Certa vez, uma mulher colocou-me um anel vibratório e sentou-se em cima de mim com uma mordaça na boca. Outra amarrou-me às escadas e usou-me como apoio para se masturbar. Houve um dia em que entrei e todos estavam nus à minha espera. Mandaram-me tirar a roupa, escrever uma cena e depois executar cada linha.
Comecei a escrever compulsivamente. De madrugada. No carro. Em cafés, mas nunca publiquei nada desde maio.
Aquilo era só meu. Não era conteúdo. Era confissão.

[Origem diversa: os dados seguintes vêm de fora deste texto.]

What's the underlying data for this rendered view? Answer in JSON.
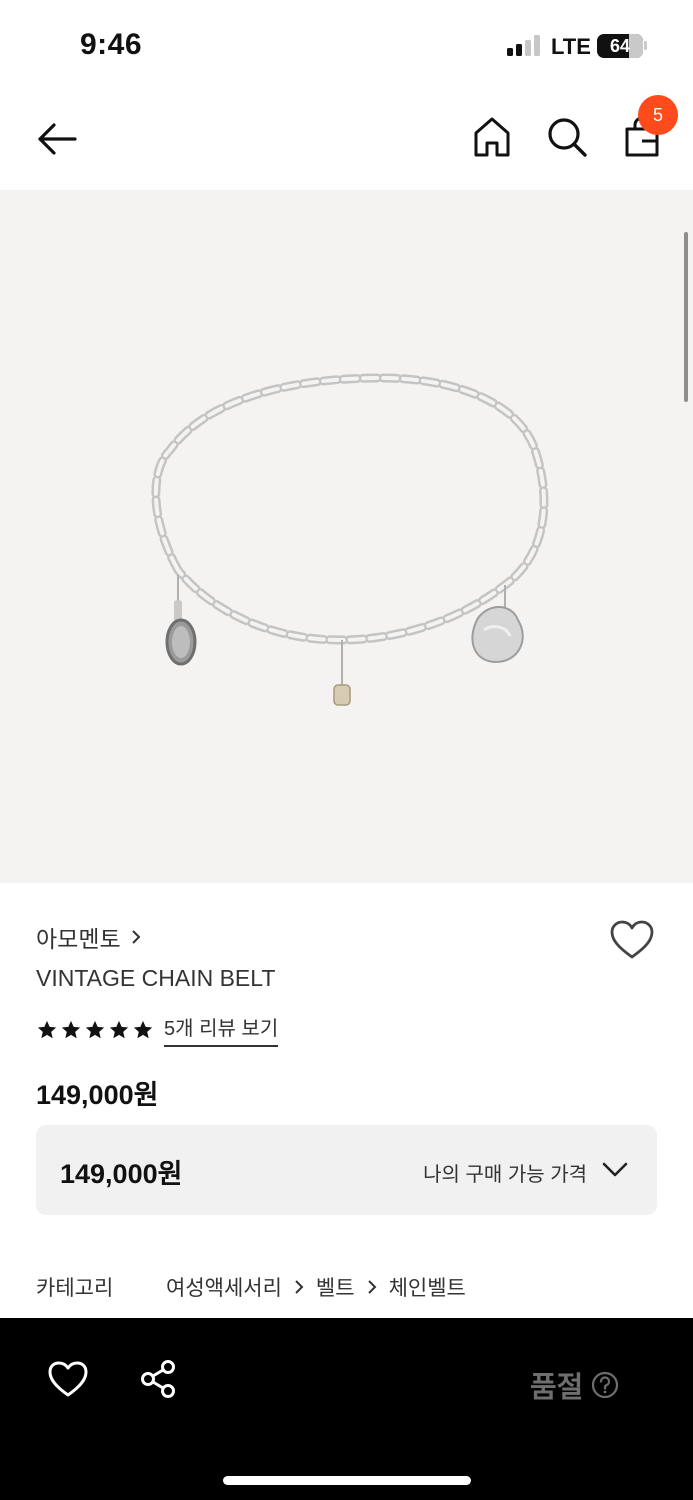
{
  "status_bar": {
    "time": "9:46",
    "network": "LTE",
    "battery": "64"
  },
  "header": {
    "cart_count": "5",
    "icons": [
      "back-arrow-icon",
      "home-icon",
      "search-icon",
      "shopping-bag-icon"
    ]
  },
  "product": {
    "image_alt": "silver chain belt with mirror, pouch and pendant charms",
    "brand": "아모멘토",
    "name": "VINTAGE CHAIN BELT",
    "rating_stars": 5,
    "review_link": "5개 리뷰 보기",
    "price": "149,000원"
  },
  "my_price": {
    "value": "149,000원",
    "label": "나의 구매 가능 가격"
  },
  "category": {
    "label": "카테고리",
    "path": [
      "여성액세서리",
      "벨트",
      "체인벨트"
    ]
  },
  "bottom_bar": {
    "status": "품절"
  },
  "colors": {
    "badge": "#ff4a1c",
    "image_bg": "#f4f3f1",
    "bottom_bar": "#000000",
    "soldout_text": "#6e6e6e"
  }
}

Em junho, parei. Duas semanas. Fui para Peniche. Levei os cadernos comigo. Ali, em frente ao mar, percebi: esta história precisava de sair do escuro.
Não para me exibir. Nem para alimentar fetiches, mas porque aquilo que vivi ali… não podia morrer comigo.
Durante as manhãs, caminhava junto ao mar. À tarde, escrevia. Reescrevia. Limpava as partes sujas da alma, mas deixava as da pele intactas.
Não queria suavizar. Queria ser fiel ao que senti.
Agora, o livro existe e estará disponível em breve, em formato digital. Cheio de nomes inventados para esconder o que é real. E cenas reais que nem a ficção teria coragem de inventar.
Não volto à casa há semanas, contudo sinto-a dentro de mim. No cheiro. Na memória. Na ponta dos dedos quando escrevo.
Escrevi este texto porque precisava de o escrever. Não para justificar nem para me redimir.
Mas porque… só se escreve o que arde. E aquela casa, aquelas noites, aquelas vozes presas entre dentes… ainda ardem.
E talvez, se me leres com atenção, arda em ti também.